Slowly, but surely we are rebuilding our farm. New starts, sometimes, require new starts and such was the case with us. So much in two years, but all necessary; difficult but necessary. At least we have our hens back and they’ve started laying.
Every morning I turn into our dirt driveway and look forward to opening the hen house and watching the girls (and Bentsen the rooster) pour out. There are always a few girls in the boxes.
At the end of the day I go out to collect the eggs. This is the ritual. The day begins, by the way, with scrambled eggs and often at dinner we do a southern favorite: deviled eggs. Of course, we always have a supply of hard boiled eggs.
The other morning I just couldn’t do eggs (I just couldn’t!); yogurt instead.

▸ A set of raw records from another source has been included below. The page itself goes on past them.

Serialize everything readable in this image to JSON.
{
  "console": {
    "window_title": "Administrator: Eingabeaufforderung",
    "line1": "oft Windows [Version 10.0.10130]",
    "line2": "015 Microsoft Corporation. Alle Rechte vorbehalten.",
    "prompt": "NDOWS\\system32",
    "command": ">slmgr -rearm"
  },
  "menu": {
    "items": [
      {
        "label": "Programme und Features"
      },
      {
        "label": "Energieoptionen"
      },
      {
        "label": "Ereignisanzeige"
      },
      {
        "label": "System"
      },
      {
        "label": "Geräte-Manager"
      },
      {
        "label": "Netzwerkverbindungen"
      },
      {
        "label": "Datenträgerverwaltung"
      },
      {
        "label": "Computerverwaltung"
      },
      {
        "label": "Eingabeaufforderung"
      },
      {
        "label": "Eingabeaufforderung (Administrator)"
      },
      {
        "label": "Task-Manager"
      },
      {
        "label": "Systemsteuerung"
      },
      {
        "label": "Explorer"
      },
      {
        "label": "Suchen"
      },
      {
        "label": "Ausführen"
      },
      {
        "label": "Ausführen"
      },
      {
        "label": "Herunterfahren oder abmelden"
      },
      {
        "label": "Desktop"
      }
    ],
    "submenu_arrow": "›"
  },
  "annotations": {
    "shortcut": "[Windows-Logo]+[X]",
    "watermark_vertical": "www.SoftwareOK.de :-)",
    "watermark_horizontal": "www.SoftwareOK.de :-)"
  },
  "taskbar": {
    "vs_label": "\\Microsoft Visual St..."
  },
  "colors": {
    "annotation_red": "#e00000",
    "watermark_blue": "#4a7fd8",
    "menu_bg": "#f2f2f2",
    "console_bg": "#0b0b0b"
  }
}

And the girls kept laying as hens do. Happy hens picking around on the farm all day finding ticks, eating grass and taking dirt baths and laying eggs.
We have about five dozen eggs in the fridge as I write this; we eat eggs almost every morning and now my favorite childhood treat, deviled eggs, is starting to lose its luster. This is just not right! More eggs tomorrow.

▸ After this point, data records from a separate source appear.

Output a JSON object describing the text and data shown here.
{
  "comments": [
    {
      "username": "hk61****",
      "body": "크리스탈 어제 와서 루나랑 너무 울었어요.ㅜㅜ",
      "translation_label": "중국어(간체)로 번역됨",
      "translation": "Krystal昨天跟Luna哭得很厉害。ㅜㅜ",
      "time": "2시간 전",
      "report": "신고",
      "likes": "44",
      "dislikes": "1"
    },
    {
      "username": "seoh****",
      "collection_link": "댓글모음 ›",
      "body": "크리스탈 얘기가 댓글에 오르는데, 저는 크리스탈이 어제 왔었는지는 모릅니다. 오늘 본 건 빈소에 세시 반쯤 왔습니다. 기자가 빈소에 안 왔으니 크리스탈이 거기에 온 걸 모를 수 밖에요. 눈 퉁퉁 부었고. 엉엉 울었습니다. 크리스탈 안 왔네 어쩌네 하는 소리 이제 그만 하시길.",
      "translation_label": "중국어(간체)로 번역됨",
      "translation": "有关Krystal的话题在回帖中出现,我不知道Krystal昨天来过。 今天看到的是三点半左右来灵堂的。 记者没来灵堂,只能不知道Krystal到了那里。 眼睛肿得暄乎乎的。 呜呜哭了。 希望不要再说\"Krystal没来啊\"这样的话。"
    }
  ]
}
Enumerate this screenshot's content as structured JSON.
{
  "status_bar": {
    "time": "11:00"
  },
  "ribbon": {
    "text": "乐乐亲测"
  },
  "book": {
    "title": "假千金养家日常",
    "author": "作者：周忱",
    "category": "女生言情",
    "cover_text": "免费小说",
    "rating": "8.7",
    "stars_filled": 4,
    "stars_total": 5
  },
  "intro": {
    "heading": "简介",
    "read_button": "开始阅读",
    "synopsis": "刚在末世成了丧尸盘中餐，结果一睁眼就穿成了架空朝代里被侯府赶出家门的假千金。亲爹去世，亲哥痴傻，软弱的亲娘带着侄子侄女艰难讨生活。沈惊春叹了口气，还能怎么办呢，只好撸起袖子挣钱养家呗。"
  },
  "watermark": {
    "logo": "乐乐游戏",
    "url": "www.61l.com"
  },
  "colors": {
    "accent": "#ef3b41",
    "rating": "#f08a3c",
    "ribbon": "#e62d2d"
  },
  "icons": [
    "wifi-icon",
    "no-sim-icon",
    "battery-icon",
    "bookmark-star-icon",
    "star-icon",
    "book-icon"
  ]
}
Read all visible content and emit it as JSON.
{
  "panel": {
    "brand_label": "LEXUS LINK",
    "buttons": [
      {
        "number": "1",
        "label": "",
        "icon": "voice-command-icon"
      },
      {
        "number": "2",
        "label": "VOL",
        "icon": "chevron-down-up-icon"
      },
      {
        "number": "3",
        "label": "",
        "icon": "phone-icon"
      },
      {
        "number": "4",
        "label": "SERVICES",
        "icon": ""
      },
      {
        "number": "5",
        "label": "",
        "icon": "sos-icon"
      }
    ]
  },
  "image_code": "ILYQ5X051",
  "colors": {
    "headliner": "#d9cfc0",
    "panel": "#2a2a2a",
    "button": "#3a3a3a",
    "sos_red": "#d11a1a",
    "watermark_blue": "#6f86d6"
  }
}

And the hens keep laying; happily clucking away after they do. And the thought came to mind: this is why people began bartering. Not because they wanted a profit: because they got tired of eating eggs every day.

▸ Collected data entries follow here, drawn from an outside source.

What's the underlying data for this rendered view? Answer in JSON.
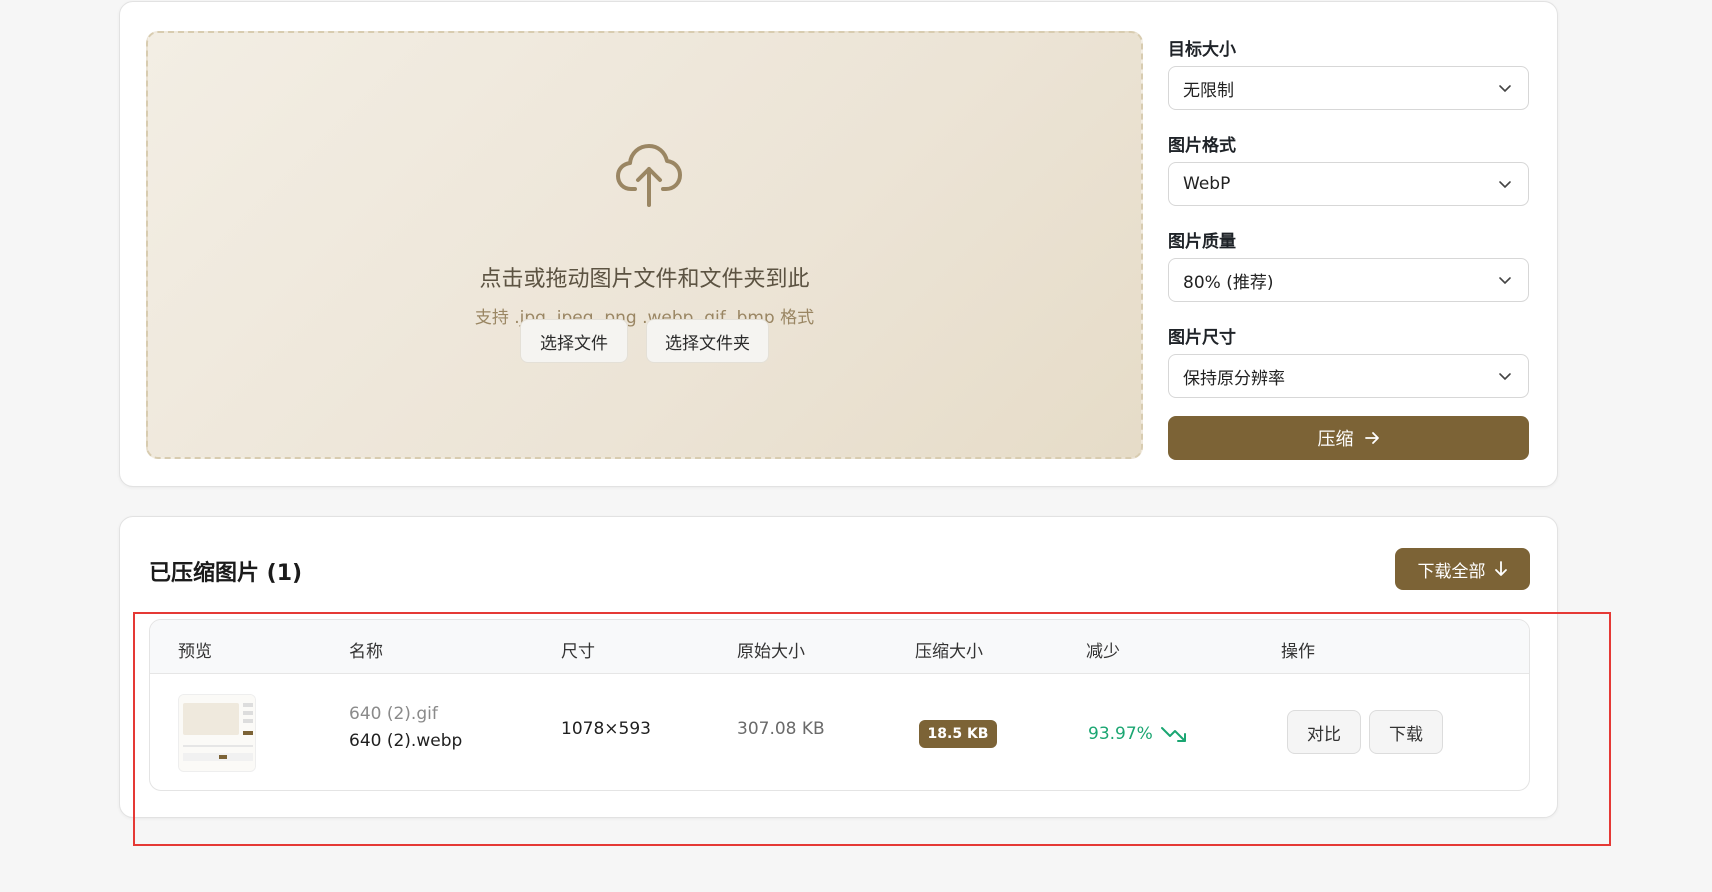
{
  "colors": {
    "accent": "#7c6336",
    "success": "#1ba672",
    "highlight": "#e53935"
  },
  "upload": {
    "icon": "cloud-upload-icon",
    "title": "点击或拖动图片文件和文件夹到此",
    "subtitle": "支持 .jpg .jpeg .png .webp .gif .bmp 格式",
    "select_files": "选择文件",
    "select_folder": "选择文件夹"
  },
  "settings": {
    "target_size": {
      "label": "目标大小",
      "value": "无限制"
    },
    "format": {
      "label": "图片格式",
      "value": "WebP"
    },
    "quality": {
      "label": "图片质量",
      "value": "80% (推荐)"
    },
    "dimensions": {
      "label": "图片尺寸",
      "value": "保持原分辨率"
    },
    "compress_button": "压缩"
  },
  "results": {
    "title": "已压缩图片 (1)",
    "download_all": "下载全部",
    "columns": [
      "预览",
      "名称",
      "尺寸",
      "原始大小",
      "压缩大小",
      "减少",
      "操作"
    ],
    "rows": [
      {
        "original_name": "640 (2).gif",
        "new_name": "640 (2).webp",
        "dimensions": "1078×593",
        "original_size": "307.08 KB",
        "compressed_size": "18.5 KB",
        "reduction": "93.97%",
        "compare_label": "对比",
        "download_label": "下载"
      }
    ]
  }
}
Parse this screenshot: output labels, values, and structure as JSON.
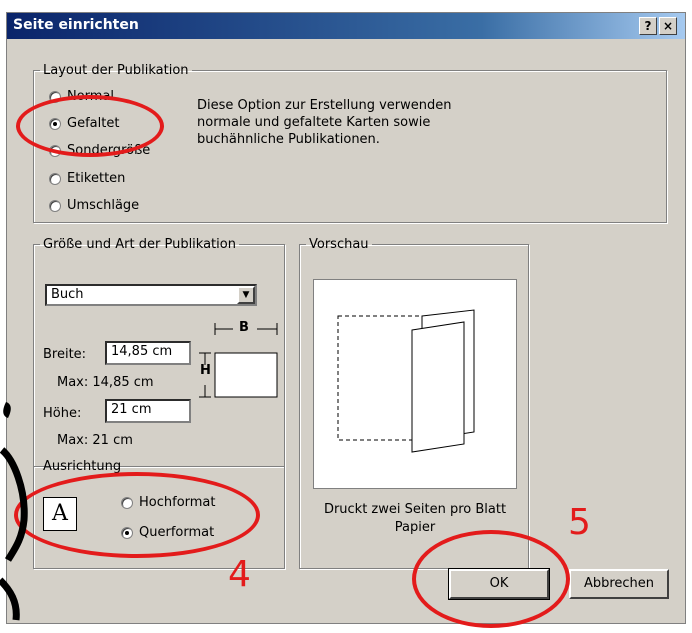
{
  "window": {
    "title": "Seite einrichten",
    "help_label": "?",
    "close_label": "×"
  },
  "layout_group": {
    "legend": "Layout der Publikation",
    "options": [
      {
        "label": "Normal",
        "selected": false
      },
      {
        "label": "Gefaltet",
        "selected": true
      },
      {
        "label": "Sondergröße",
        "selected": false
      },
      {
        "label": "Etiketten",
        "selected": false
      },
      {
        "label": "Umschläge",
        "selected": false
      }
    ],
    "description": "Diese Option zur Erstellung verwenden normale und gefaltete Karten sowie buchähnliche Publikationen."
  },
  "size_group": {
    "legend": "Größe und Art der Publikation",
    "type_value": "Buch",
    "width_label": "Breite:",
    "width_value": "14,85 cm",
    "width_max": "Max: 14,85 cm",
    "height_label": "Höhe:",
    "height_value": "21 cm",
    "height_max": "Max: 21 cm",
    "diagram_b": "B",
    "diagram_h": "H"
  },
  "orientation_group": {
    "legend": "Ausrichtung",
    "icon_letter": "A",
    "options": [
      {
        "label": "Hochformat",
        "selected": false
      },
      {
        "label": "Querformat",
        "selected": true
      }
    ]
  },
  "preview_group": {
    "legend": "Vorschau",
    "caption": "Druckt zwei Seiten pro Blatt Papier"
  },
  "buttons": {
    "ok": "OK",
    "cancel": "Abbrechen"
  },
  "annotations": {
    "step4": "4",
    "step5": "5"
  },
  "colors": {
    "annotation": "#e31b1b",
    "title_bar": "#0a246a"
  }
}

Don’t get me wrong: fresh eggs are a wonderful thing that sadly many people never experience (other lost experiences include fresh, self-slaughtered pork and chicken, and unpasteurized milk).
Eggs are wonderful, and hens are wonderful. There is a downside to happy hens: lots of eggs. In big cities these are premium: $5-7 a dozen, but out in the country people just grin at such prices.
“I’ll trade you some eggs for some of that homemade cheesecake?!”
Well, some things you just can’t turn down.